The initiative itself resulted from the UNDP's partnership with BrasilConnects, the International Development Research Center, the government of Canada and the International Council for Local Environmental Initiatives, all of which had representatives at the reception.

"Ten years ago in Rio, a set of noble ideas were launched," said Timothy E. Wirth, President of the United Nations Foundation, adding that the "purpose" of the Equator Initiative was to put the ideas to work. In keeping with the Initiative's commitment to collaboration, he applauded the launch of equatorinitiative.org, a Web site whereby visitors can nominate "programs that ought to receive recognition and ought to be spread around the world." Other speakers included Edemar Cid Ferreira, Chairman of the non-profit foundation BrasilConnects, the exhibit's sponsor, Parks Tau, the Mayor of Johannesburg's representative, H.E. Paul Heinbecker, the Canadian Ambassador to the United Nations and Maureen O'Neil, President of the International Development Research Centre.

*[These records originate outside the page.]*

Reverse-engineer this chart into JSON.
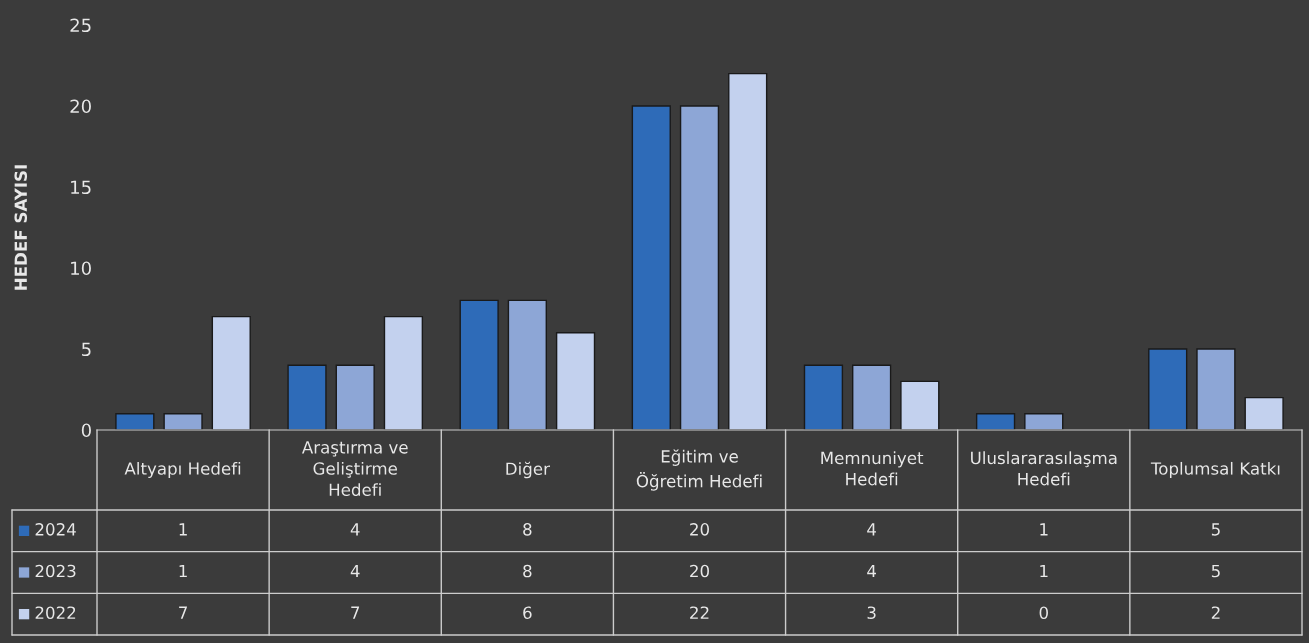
{
  "chart_data": {
    "type": "bar",
    "ylabel": "HEDEF SAYISI",
    "categories": [
      "Altyapı Hedefi",
      "Araştırma ve Geliştirme Hedefi",
      "Diğer",
      "Eğitim ve Öğretim Hedefi",
      "Memnuniyet Hedefi",
      "Uluslararasılaşma Hedefi",
      "Toplumsal Katkı"
    ],
    "series": [
      {
        "name": "2024",
        "color": "#2e6bb8",
        "values": [
          1,
          4,
          8,
          20,
          4,
          1,
          5
        ]
      },
      {
        "name": "2023",
        "color": "#8da6d6",
        "values": [
          1,
          4,
          8,
          20,
          4,
          1,
          5
        ]
      },
      {
        "name": "2022",
        "color": "#c3d1ee",
        "values": [
          7,
          7,
          6,
          22,
          3,
          0,
          2
        ]
      }
    ],
    "ylim": [
      0,
      25
    ],
    "yticks": [
      0,
      5,
      10,
      15,
      20,
      25
    ],
    "grid": false,
    "data_labels": true,
    "legend": "bottom left"
  }
}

While the glowing altar got most of the aesthetes' attention, numerous other interesting works spiraled up the Frank Lloyd Wright rotunda which French architect Jean Nouvel had painted black. Paintings depicting Dutch colonization, a variety of religious relics and Afro-Euro-Brazilian-influenced jewelry and costumes. Small video screens depict men dancing the capoeira, a traditional Brazilian dance while wooden limbs or "milagre" ("miracles" in Portuguese) designed to heal the respective part of a recipient's body cloak an entire wall.

Housed in a modern American space, the exhibit uniquely fuses Eastern with Western and old with new, and highlights the universality of artistic appreciation.